日本人はアメリカ人に比べ、寄付をしません。日本人の寄付の金額は、「年間で、1人当たり約2500円」だといわれています。一方、アメリカ人の年間平均は、13万5000円です。毎月1万円以上寄付していることになります。
公共経済学では、世界的に見ても「日本人は公共心がない」と公表されています。経済は互恵関係ですから、寄付も投資もしないということは、社会に貢献しようという意識が薄い、と評価されてもしかたありません。
仮に1万円を寄付することになったとします。
たしかに、あなたの手元から「1万円札」はなくなります。
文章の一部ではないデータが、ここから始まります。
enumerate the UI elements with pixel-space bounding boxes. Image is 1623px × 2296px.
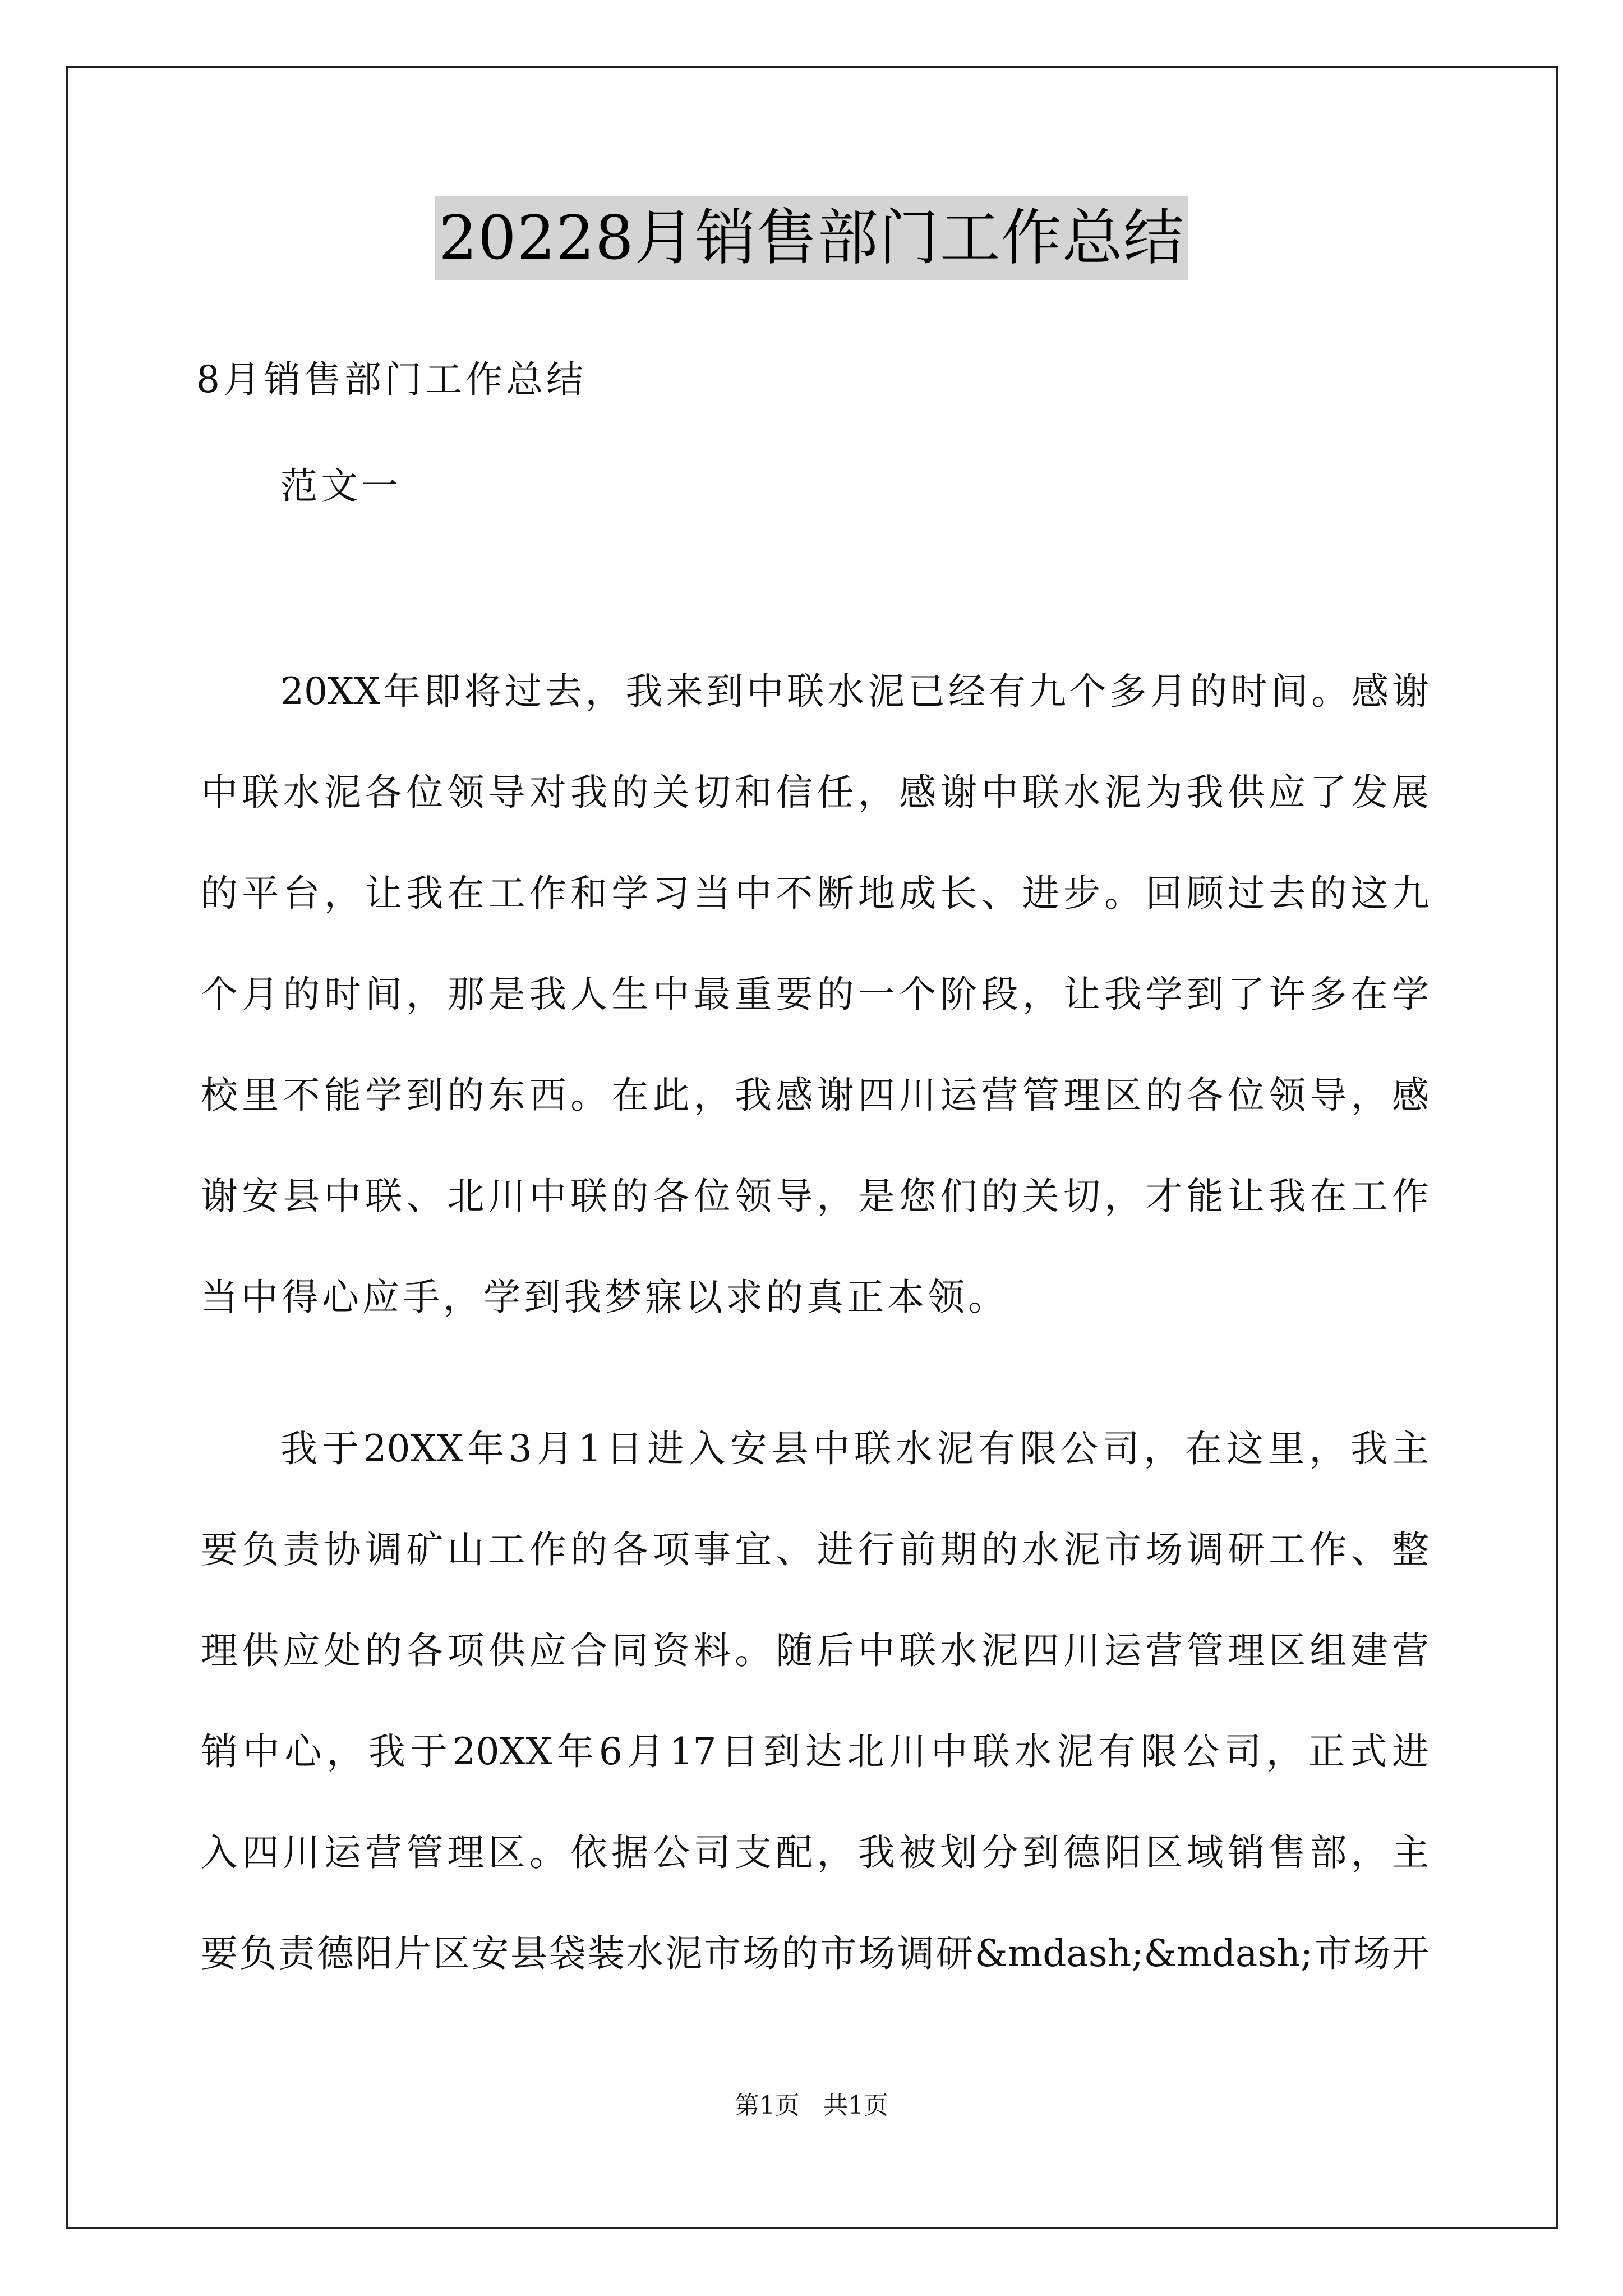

けれど、寄付先との間に共有感があって、心理的につながっていれば、1万円は寄付先に移動しただけで、「減ってはいない」ととらえることもできるはずです。
ところが日本人は、根本的には個人主義なので、「自分のおカネがなくなった」と考えてしまう。寄付よりも、投資よりも、「とにかく貯蓄が大事」と現金を抱えているのが、日本人の気質なのです。
お金持ちになるために「すべき」こと
「おカネを貯めている人」の心の中を覗いてみると、
「おカネが増えている状態が幸せ」
「手元から現金がなくなるのが怖い」
という気持ちが見て取れます。
株式投資に消極的な人の多くは、「現金」が大事なのであって、「株券」を資産だと認めていません。世界的に見ても、この傾向はめずらしい。アメリカ人も、中国人も、韓国人も、株券を資産だと考えています。
なぜなら、株は、会社の価値をそのまま体現しているものだからです。世界の「大金持ち」と呼ばれる人たちは、「現金」を持っていません。現金を持っていても、おカネは働かないからです。
おカネを寝かして大金持ちになった人は、ひとりもいません。アメリカ・フォーブス誌が発表する「The World's Billionaires(世界長者番付)」にランクインした人の中で、現金を何兆円も持っている人はいません。資産の99%は株や不動産です。ソフトバンクの孫正義社長も、ファーストリテイリング(ユニクロ)の柳井正社長も、資産の多くは株です。
本物の「お金持ち」とは、「おカネ(現金)を持っていない人」のことを言います。
「お金持ち」とは、「株持ち」のことです。
本物のお金持ちになりたかったら、現金を貯めずに、成長する会社やあるいは、不動産に投資するしかありません。お金持ちになりたいと思っているかぎり、お金持ちにはなれません。現金をつかんで離さない人は、お金持ちにはなれないのです。